Assume you have $A(L)y_t = B(L)e_t$ and $e_t$ is a zero mean white noise with variance $\sigma^2$. Why is the long-run variance of $y_t$ equal to $\sigma^2\left(\frac{B(1)}{A(1)}\right)^2$?

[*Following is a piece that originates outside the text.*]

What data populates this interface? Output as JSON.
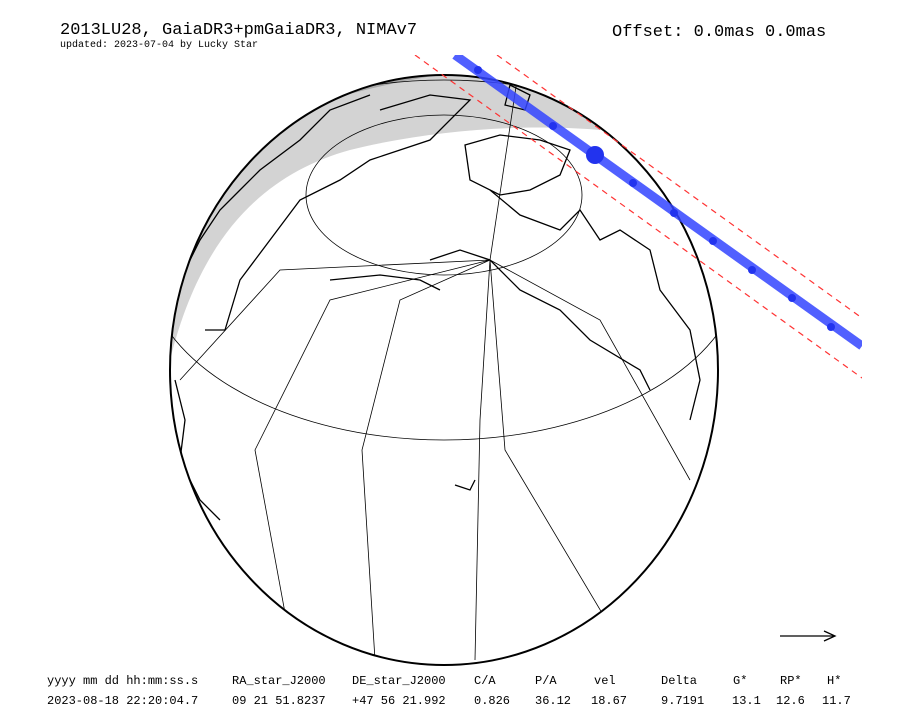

I know that the long-run variance is the infinite sum of all autocovariances of $y_t$ and that it can also be written as: $\gamma(0) + 2\sum_{j=1}^{\infty}\gamma(j)$ where $\gamma(0)$ is variance of $y_t$ and $\gamma(j)$ is j-th autocovariance $Cov(y_t,y_{t-j})$. But I struggle to reach this form $\sigma^2\left(\frac{B(1)}{A(1)}\right)^2$.

Answer 1

By definition, the long-run variance is the infinite sum of all autocovariances of $y_t$:

$LRV(y_t) = \sum_{k=-\infty}^{\infty} \gamma_{j}$

Rewrite $y_t$ in its Wold representation: $y_t = A^{-1}(L)B(L)e_t = \Psi(L) e_t$,

Then

$\sum_{k=-\infty}^{\infty} \gamma_{j} = \sum_{k=-\infty}^{\infty} COV(\sum_{i=0}^{\infty}\psi_i e_{t-i},\sum_{j=0}^{\infty}\psi_j e_{t+k-j}) = $

$\sum_{k=-\infty}^{\infty} \sum_{i=0}^{\infty} \sum_{j=0}^{\infty} \psi_i \psi_j COV(e_{t-i},e_{t+k-j}) =$

$\sigma ^2 \sum_{k=-\infty}^{\infty} \sum_{i=0}^{\infty} \sum_{j=0}^{\infty} \psi_i \psi_j I(t-i = t + k - j) =$

$\sigma ^2 \sum_{k=-\infty}^{\infty} \sum_{i=0}^{\infty} \psi_i \psi_{k+i} =$

$\sigma ^2 \sum_{i=0}^{\infty} \sum_{k=-i}^{\infty} \psi_i \psi_{k+i} =$

$\sigma^2 (\sum_{i=0}^{\infty} \psi_i)^2 =$

$ \sigma^2 \psi(1)^2 = $

$\sigma^2 \frac{1+b_1 + ... + b_q}{1 - a_1 - ... - a_p} =$

$ \sigma^2 (\frac{B(1)}{A(1)})^2 $